CampaignA batch outbound calling job that processes a list of contacts according to defined pacing, retry, and timing rules.
DispositionA label assigned to each call to indicate its outcome.
DNCDo Not Call — a customer’s request to be excluded from future outbound calls.
GuardrailsBuilt-in trust and safety controls that keep the agent compliant and trustworthy.
HallucinationWhen an LLM generates information that sounds plausible but is not true.
Input VariableA placeholder in the prompt (like {customer_name}) filled with a real value at call time.
Knowledge BaseDocuments and reference material attached to the agent for factual grounding.
LLMLarge Language Model: the AI model that powers the agent’s reasoning and response generation.
Multi-Prompt FlowA conversation structure using different focused prompts for different stages of the call.
PIIPersonally Identifiable Information: sensitive customer data that should be redacted from transcripts.
PromptThe instructions that define how the agent behaves: its identity, goals, tone, and conversation flow.
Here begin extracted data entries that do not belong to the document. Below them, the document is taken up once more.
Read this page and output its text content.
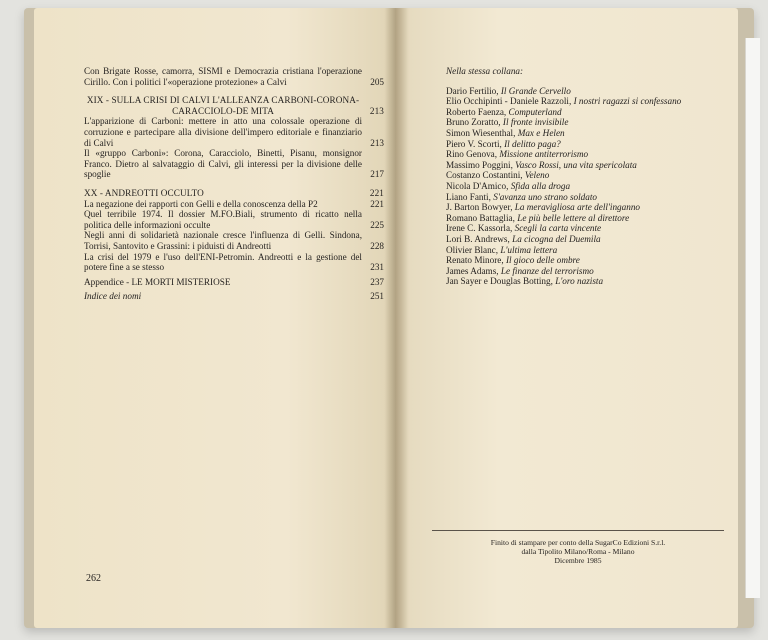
Con Brigate Rosse, camorra, SISMI e Democrazia cristiana l'operazione Cirillo. Con i politici l'«operazione protezione» a Calvi	205
XIX - SULLA CRISI DI CALVI L'ALLEANZA CARBONI-CORONA-CARACCIOLO-DE MITA	213
L'apparizione di Carboni: mettere in atto una colossale operazione di corruzione e partecipare alla divisione dell'impero editoriale e finanziario di Calvi	213
Il «gruppo Carboni»: Corona, Caracciolo, Binetti, Pisanu, monsignor Franco. Dietro al salvataggio di Calvi, gli interessi per la divisione delle spoglie	217
XX - ANDREOTTI OCCULTO	221
La negazione dei rapporti con Gelli e della conoscenza della P2	221
Quel terribile 1974. Il dossier M.FO.Biali, strumento di ricatto nella politica delle informazioni occulte	225
Negli anni di solidarietà nazionale cresce l'influenza di Gelli. Sindona, Torrisi, Santovito e Grassini: i piduisti di Andreotti	228
La crisi del 1979 e l'uso dell'ENI-Petromin. Andreotti e la gestione del potere fine a se stesso	231
Appendice - LE MORTI MISTERIOSE	237
Indice dei nomi	251
262
Nella stessa collana:
Dario Fertilio, Il Grande Cervello
Elio Occhipinti - Daniele Razzoli, I nostri ragazzi si confessano
Roberto Faenza, Computerland
Bruno Zoratto, Il fronte invisibile
Simon Wiesenthal, Max e Helen
Piero V. Scorti, Il delitto paga?
Rino Genova, Missione antiterrorismo
Massimo Poggini, Vasco Rossi, una vita spericolata
Costanzo Costantini, Veleno
Nicola D'Amico, Sfida alla droga
Liano Fanti, S'avanza uno strano soldato
J. Barton Bowyer, La meravigliosa arte dell'inganno
Romano Battaglia, Le più belle lettere al direttore
Irene C. Kassorla, Scegli la carta vincente
Lori B. Andrews, La cicogna del Duemila
Olivier Blanc, L'ultima lettera
Renato Minore, Il gioco delle ombre
James Adams, Le finanze del terrorismo
Jan Sayer e Douglas Botting, L'oro nazista
Finito di stampare per conto della SugarCo Edizioni S.r.l.
dalla Tipolito Milano/Roma - Milano
Dicembre 1985
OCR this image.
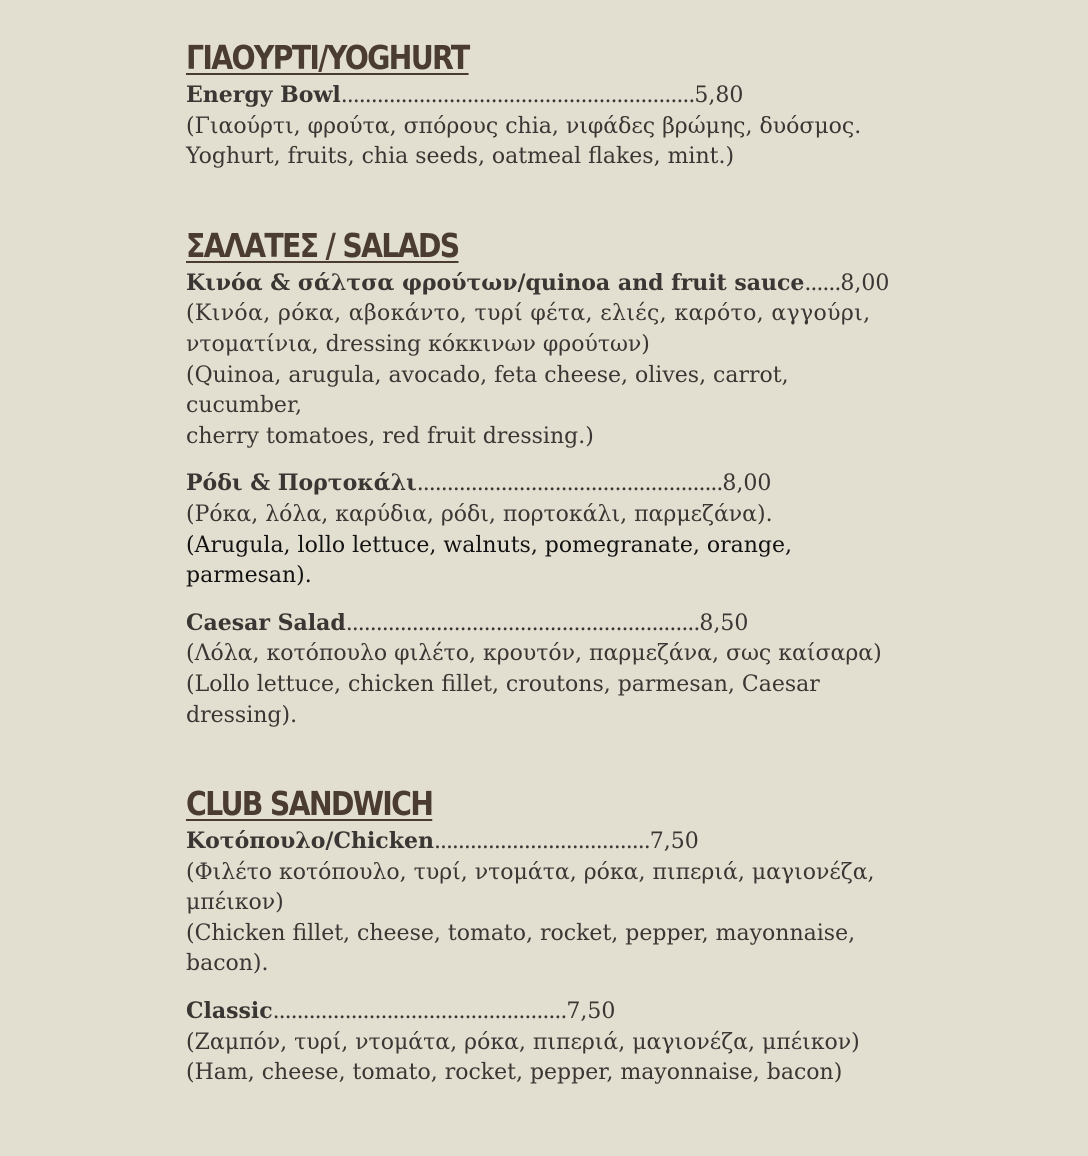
ΓΙΑΟΥΡΤΙ/YOGHURT
Energy Bowl...........................................................5,80
(Γιαούρτι, φρούτα, σπόρους chia, νιφάδες βρώμης, δυόσμος.
Yoghurt, fruits, chia seeds, oatmeal flakes, mint.)
ΣΑΛΑΤΕΣ / SALADS
Κινόα & σάλτσα φρούτων/quinoa and fruit sauce......8,00
(Κινόα, ρόκα, αβοκάντο, τυρί φέτα, ελιές, καρότο, αγγούρι,
ντοματίνια, dressing κόκκινων φρούτων)
(Quinoa, arugula, avocado, feta cheese, olives, carrot, cucumber,
cherry tomatoes, red fruit dressing.)
Ρόδι & Πορτοκάλι...................................................8,00
(Ρόκα, λόλα, καρύδια, ρόδι, πορτοκάλι, παρμεζάνα).
(Arugula, lollo lettuce, walnuts, pomegranate, orange,
parmesan).
Caesar Salad...........................................................8,50
(Λόλα, κοτόπουλο φιλέτο, κρουτόν, παρμεζάνα, σως καίσαρα)
(Lollo lettuce, chicken fillet, croutons, parmesan, Caesar
dressing).
CLUB SANDWICH
Κοτόπουλο/Chicken....................................7,50
(Φιλέτο κοτόπουλο, τυρί, ντομάτα, ρόκα, πιπεριά, μαγιονέζα,
μπέικον)
(Chicken fillet, cheese, tomato, rocket, pepper, mayonnaise,
bacon).
Classic.................................................7,50
(Ζαμπόν, τυρί, ντομάτα, ρόκα, πιπεριά, μαγιονέζα, μπέικον)
(Ham, cheese, tomato, rocket, pepper, mayonnaise, bacon)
Single-PromptA conversation structure where the entire agent behavior is defined in one comprehensive prompt.
SIPSession Initiation Protocol: the standard for connecting third-party phone numbers and PBX systems.
Structured OutputA defined variable the agent extracts from each call.
TranscriberThe speech-to-text engine that converts caller audio into text.
TTSText-to-Speech: the engine that converts the agent’s text responses into spoken audio.
Voicemail DetectionAutomatic detection of an answering machine on an outbound call.
WebhookAn HTTP callback the agent can trigger during a call to integrate with your own systems.
WorkflowAn event-driven trigger that calls the agent in response to something happening in your business systems.